(4 / 5)
Down in the sub-terrain of The Vaults, we are transported for one hour to the Bible belt of America, to hear several peoples stories.
A very basic set – we enter to a small group singing harmonic Christian music on a small stage, titled by a large fluorescent cross above their heads. Our seating is set out just like a church – wooden, uncomfortable pews instantly implementing us into the whole church-like atmosphere.
Our performers range in backgrounds – a normal looking business man whom we can imagine with a white picket fence, wife and kids in the suburbs, a sister duo who are very close, housewives with working husbands and young children, a young man in an orange jumpsuit who is in prison for his crimes and finally our main songstress, a soulful lady who we also get the feeling of her presence being in a councillor/priest type role.
Each story is delivered by these people – starting out with a normal tale, which slowly becomes more serious, more emotional and more negative. Two of the three stories present tales of abuse, and the other of an accidental event. However they all have a common link – God.
This basic and very powerful production, set in a Church, sets out to contradict and challenge the Christian belief in the eyes of the abused, the hurt and the unjustified. Somehow they either come back to God despite these awful events, or are being made to repent when they pointedly ask the main question of – why should I when he has let this happen to me? They show just how the ideal of Christianity hides these issues and gives a false sense of security when one doesn’t know where to go.

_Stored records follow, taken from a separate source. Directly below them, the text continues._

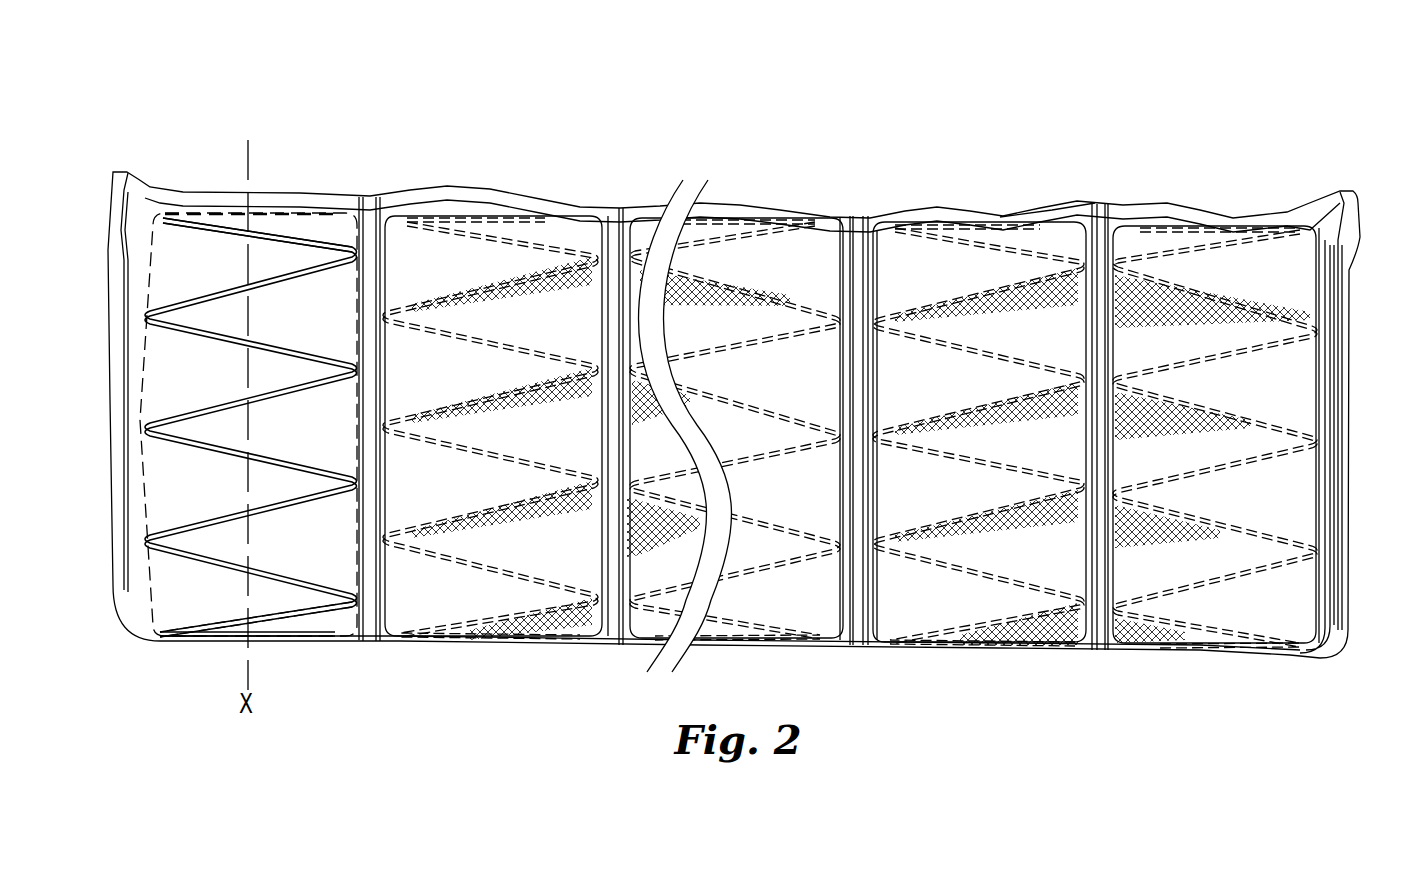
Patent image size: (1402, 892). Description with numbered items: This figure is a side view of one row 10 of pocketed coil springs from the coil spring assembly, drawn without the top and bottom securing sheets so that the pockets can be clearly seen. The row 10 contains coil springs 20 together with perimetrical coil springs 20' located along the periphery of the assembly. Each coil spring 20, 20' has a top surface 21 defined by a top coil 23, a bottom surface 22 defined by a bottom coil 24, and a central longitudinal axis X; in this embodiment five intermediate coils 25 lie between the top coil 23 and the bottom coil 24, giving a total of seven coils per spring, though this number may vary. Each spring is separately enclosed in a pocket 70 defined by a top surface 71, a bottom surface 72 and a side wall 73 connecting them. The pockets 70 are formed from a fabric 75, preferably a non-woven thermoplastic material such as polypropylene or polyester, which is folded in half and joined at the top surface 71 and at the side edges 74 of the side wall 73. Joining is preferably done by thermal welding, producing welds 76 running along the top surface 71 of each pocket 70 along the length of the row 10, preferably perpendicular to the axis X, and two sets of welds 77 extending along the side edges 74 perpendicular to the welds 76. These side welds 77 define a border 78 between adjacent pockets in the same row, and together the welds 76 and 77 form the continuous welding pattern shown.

The row 10 is at (375, 131).
The coil spring 20 is at (734, 389).
The perimetrical coil spring 20' is at (729, 433).
The top surface 21 is at (272, 212).
The bottom surface 22 is at (185, 643).
The top coil 23 is at (208, 212).
The bottom coil 24 is at (292, 643).
The intermediate coils 25 is at (365, 255).
The pocket 70 is at (1223, 270).
The top surface 71 is at (1155, 220).
The bottom surface 72 is at (1150, 647).
The side wall 73 is at (1253, 490).
The side edges 74 is at (877, 627).
The fabric 75 is at (573, 287).
The welds 76 is at (1052, 210).
The welds 77 is at (603, 643).
The border 78 is at (852, 638).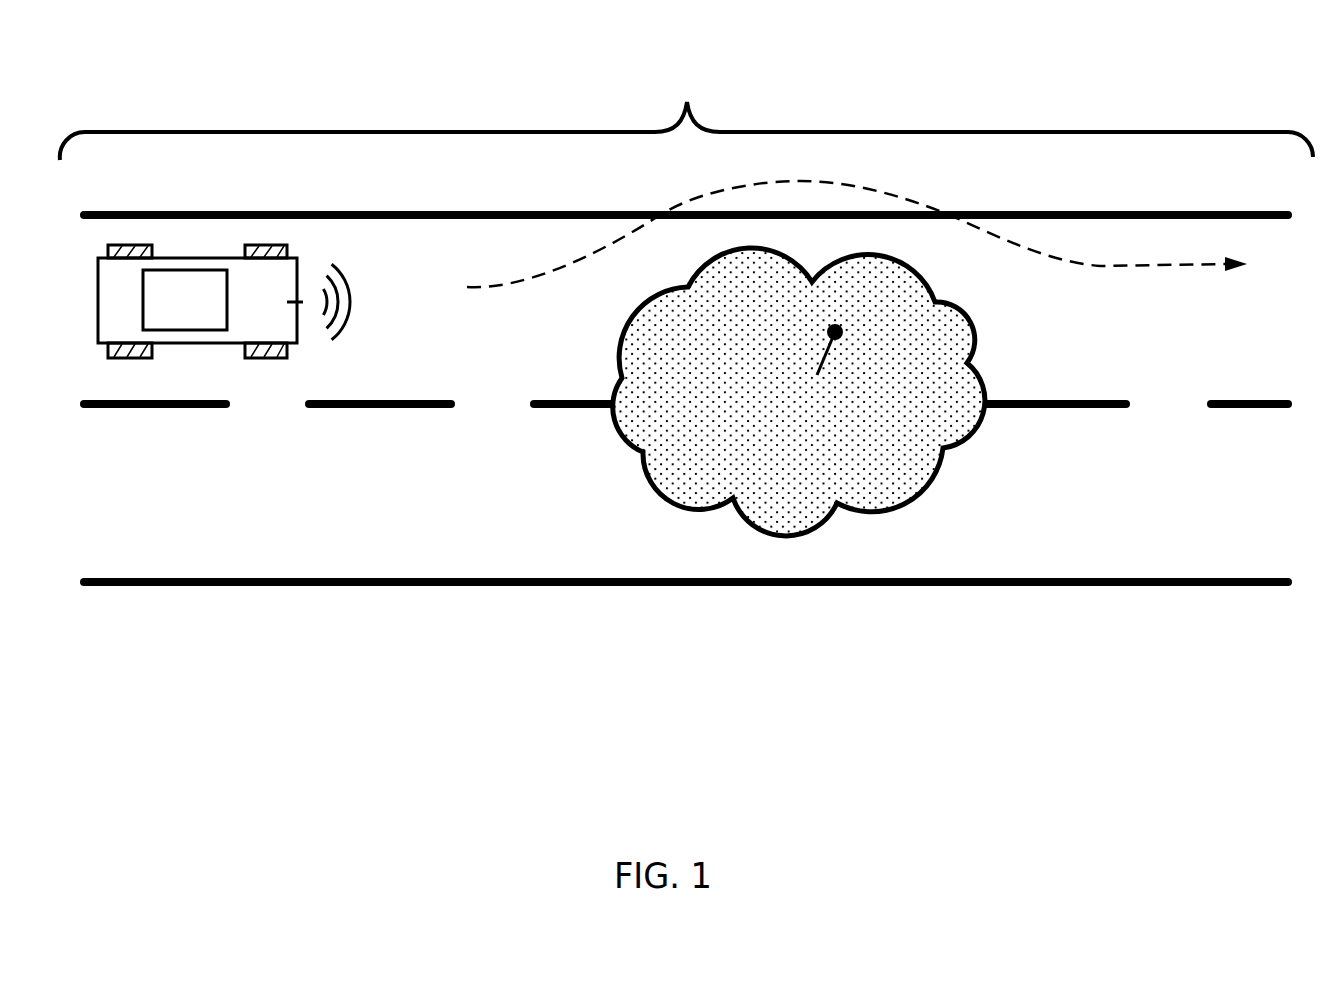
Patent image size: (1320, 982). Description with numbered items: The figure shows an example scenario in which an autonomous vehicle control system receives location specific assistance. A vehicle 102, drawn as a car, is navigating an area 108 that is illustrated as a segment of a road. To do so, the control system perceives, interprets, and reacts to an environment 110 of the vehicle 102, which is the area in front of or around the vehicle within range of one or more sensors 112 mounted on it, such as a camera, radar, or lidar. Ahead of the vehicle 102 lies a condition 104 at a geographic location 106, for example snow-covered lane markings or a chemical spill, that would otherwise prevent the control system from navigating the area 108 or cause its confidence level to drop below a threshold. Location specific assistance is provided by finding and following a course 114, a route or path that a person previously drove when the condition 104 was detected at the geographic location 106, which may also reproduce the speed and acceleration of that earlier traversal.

The vehicle 102 is at (305, 263).
The condition 104 is at (972, 320).
The geographic location 106 is at (843, 330).
The area 108 is at (686, 99).
The environment 110 is at (348, 292).
The sensors 112 is at (302, 307).
The course 114 is at (900, 198).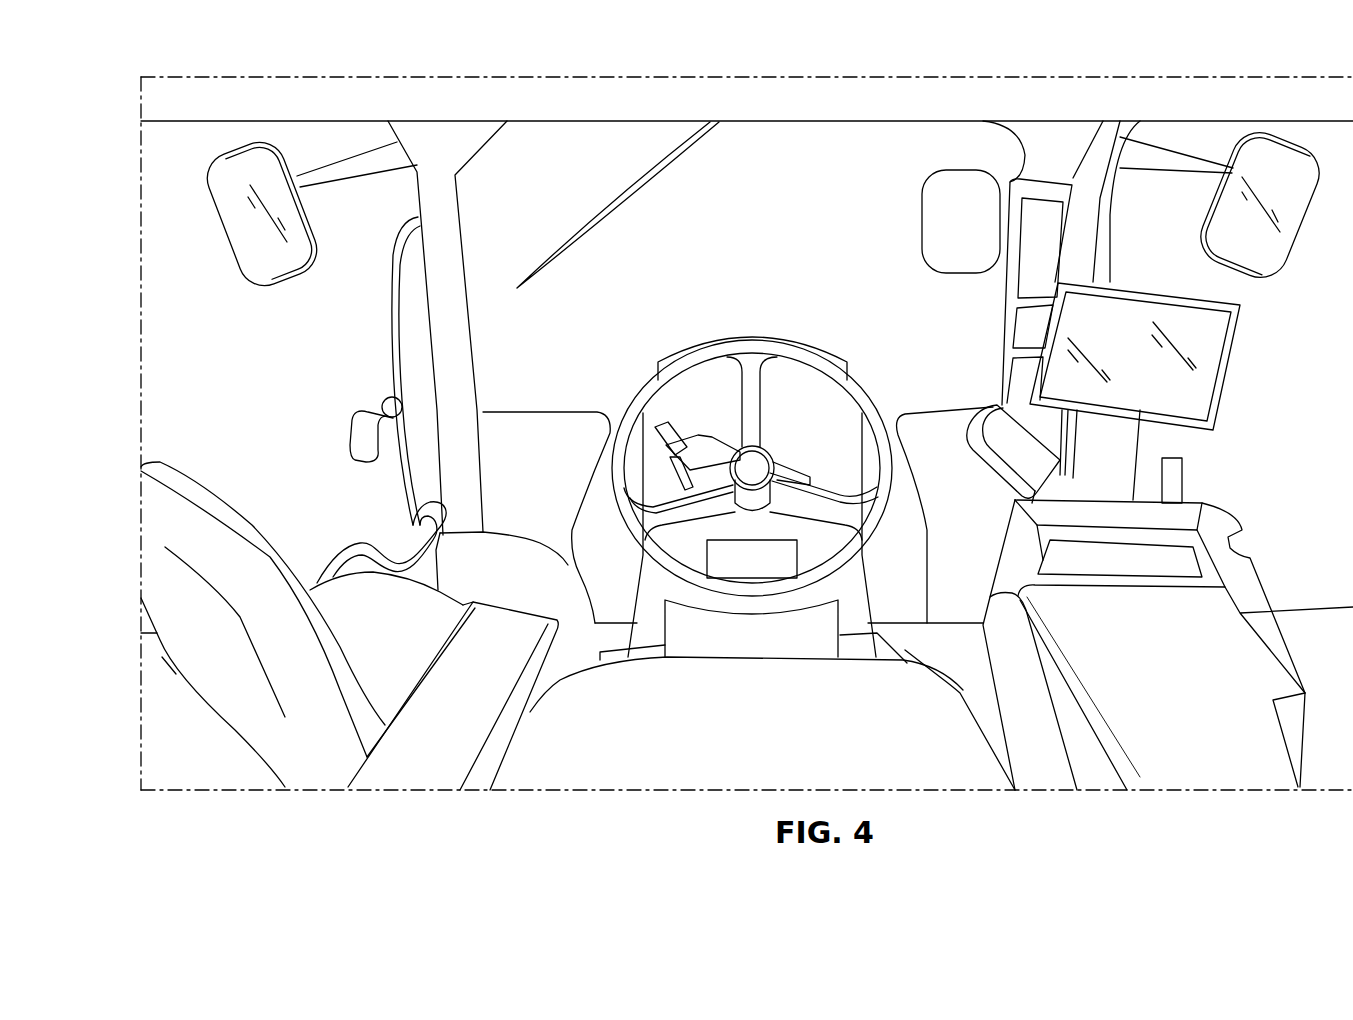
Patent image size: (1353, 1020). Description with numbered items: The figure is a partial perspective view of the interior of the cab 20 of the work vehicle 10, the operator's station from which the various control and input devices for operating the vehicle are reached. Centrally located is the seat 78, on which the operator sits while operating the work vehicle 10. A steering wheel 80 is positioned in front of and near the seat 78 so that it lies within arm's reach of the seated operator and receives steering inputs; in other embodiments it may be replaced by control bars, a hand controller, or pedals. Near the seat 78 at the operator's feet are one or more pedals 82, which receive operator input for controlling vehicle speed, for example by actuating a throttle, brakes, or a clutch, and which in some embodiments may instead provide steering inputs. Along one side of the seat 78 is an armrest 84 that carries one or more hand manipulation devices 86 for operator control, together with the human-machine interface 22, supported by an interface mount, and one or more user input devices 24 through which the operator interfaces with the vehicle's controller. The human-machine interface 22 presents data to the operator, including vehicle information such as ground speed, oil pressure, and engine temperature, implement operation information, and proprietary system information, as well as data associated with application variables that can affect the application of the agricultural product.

The work vehicle 10 is at (978, 48).
The cab 20 is at (113, 258).
The human-machine interface (HMI) 22 is at (1237, 420).
The user input devices 24 is at (1168, 565).
The seat 78 is at (638, 755).
The steering wheel 80 is at (638, 400).
The pedals 82 is at (908, 648).
The armrest 84 is at (1268, 545).
The hand manipulation devices 86 is at (997, 423).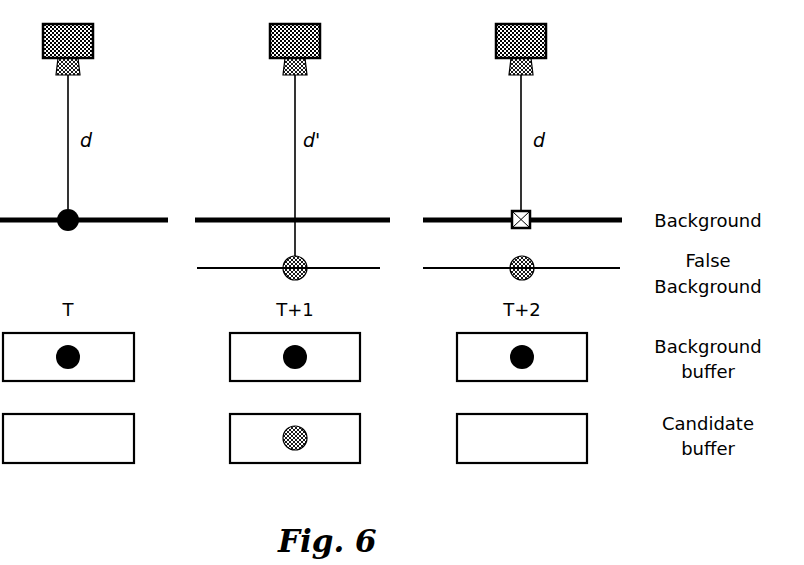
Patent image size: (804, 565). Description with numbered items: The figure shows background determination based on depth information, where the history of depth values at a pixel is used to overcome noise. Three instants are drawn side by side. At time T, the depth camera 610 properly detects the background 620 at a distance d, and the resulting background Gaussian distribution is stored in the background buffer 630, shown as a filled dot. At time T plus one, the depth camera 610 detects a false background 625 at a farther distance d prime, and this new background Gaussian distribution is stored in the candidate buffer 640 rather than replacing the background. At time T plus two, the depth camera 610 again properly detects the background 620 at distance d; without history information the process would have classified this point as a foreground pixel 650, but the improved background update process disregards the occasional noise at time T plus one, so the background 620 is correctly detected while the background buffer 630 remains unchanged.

The performers themselves are so invested in their stories that it’s hard to believe that such terrible stories are a work of fiction. While totally plausible and most probably similar to many true tales, the way they present them is so emotional, expressed in their trembling voices, their tearful eyes, their stiff and shaking bodies. And of course, by cleverly presenting the stories from positive view before quickly deteriorating, we are thrown into constant shock at how detailed and truthful these tales are being presented. For performers to do this so easily, with perfect accents and to make us feel a roller coaster of emotions is a triumph.
Of course one cannot write a review and not mention the music. There is no organ, or pre-recorded music but pure acapella which helps with the atmosphere but also push the essence of escapism through religion. Once a story is told, the songstress addresses it vocally and we see the performers comforted. As if their story suddenly does not matter because they have God.
No frills, no fancy sets or lights, The Testament presents stories of turmoil in an honest and raw way, while challenging religion without the obvious finger pointing.